瀬戸内国際芸術祭2013と地域政策に関する試論~その14~

(1)会期外であったので、男木島への来島者はわずか10人余でした(2013年9月)。京都・嵐山の桂川が氾濫し、渡月橋が沈下橋のような映像がテレビで流れていたときです。一方、台風一過の香川県は雲ひとつない秋空でした。穏やかな瀬戸内海をフェリー「めおん」が海を滑っていきます。途中、女木島に寄港して、さらに乗客が少なくなりました。

(2)男木島は、石積みと急坂迷路の島です。人口は179人(9月1日現在)、面積1.37平方km、インターネットでは「高松市の北7.5km、女木島の北1kmに浮かぶ島。平坦地が少なく、南西部の斜面に階段状に集落がつくられている。過疎化と高齢化が進行しており、空き家の増加が目立つが、昭和32年の映画『喜びも悲しみも幾歳月』の舞台にもなった美しい島。源平合戦で那須与一が射た扇が流れ着いたことから「おぎ(おおぎ)」という島名がつけられたともいう」と紹介されています。

(3)散策していると、地元の女性が噴霧器で水路を消毒しているのを見かけました。聞いてみると、「タネを消毒している」という。「タネ」とは、「谷」のことで、生活通路の排水溝のことのようです。田んぼがあれば、農道に沿う「用水路」でしょうが、男木島には水田がありません。
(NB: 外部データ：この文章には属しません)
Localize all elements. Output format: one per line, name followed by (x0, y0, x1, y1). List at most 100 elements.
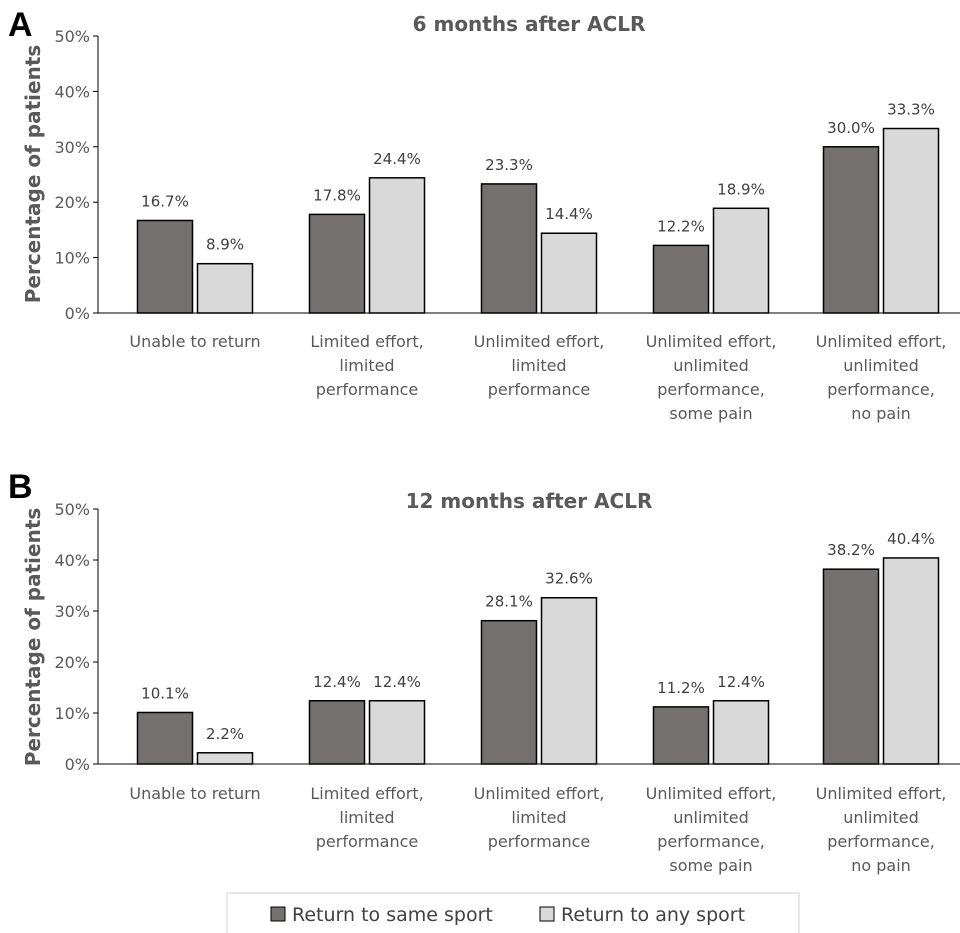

「本土のほうでは井出(いで)と呼んでいるのを聞いたことがあります」とのことでした。男木島はコミ山(標高213m)ひとつにはり付いて集落が形成されているので、小さな排水溝でもいわゆる「谷すじ」なのでしょう。

(4)最初に目にしたのは、男木港のそばにある作品042「男木島の魂」です。屋根に日本語やアラビア語、中国語などのさまざまな言語文字を組み合わせた建築物で、屋根の文字が地面や水面に投影されると、時間が過ぎるにつれて変化しています。なかなか工夫された飽きない現代アートのひとつでしょう。
大井海水浴場近くの突堤に、作品054「歩く方舟」が不思議な景色を創っていました。旧約聖書のノアの方舟にヒントを得たとされていますが、古代の洪水から逃れる様子を造形したといいます。クラゲの笠に足が造形されて、屋島や五剣山の方向へ歩いているものです。何とも不思議な景色でした。

(5)映画「喜びも悲しみも幾歳月」のロケ地である男木島灯台まで30分歩きました。この灯台は、歴史的文化財的価値が高いAランク(灯塔は総御影石造り)の保存灯台で、日本の灯台50選にも選ばれているそうです。1895(明治28)年12月10日に石油灯で初点灯、1933(昭和8)年にガス灯化され、1961(昭和36)年には電化されました。1987(昭和62)年4月には無人化となりました。塔頂までの高さは12.4mで、海上保安庁第六管区海上保安本部の高松海上保安部が管轄しています。
芸術作品とか現代アートではないのですが、歴史的建造物・文化財としての価値ある男木島灯台になによりも感動を覚えました。

(6)会期外とあって、作品044「時の廊下」、作品052「漆の家」、作品051「記憶のボトル」、作品046「オンバ・ファクトリー」などは見ることができませんでした。男木島の作品で秀でていたのは、山頂に向かって重なり合う民家の甍と石積み、そして男木島灯台の雄姿であったと思います。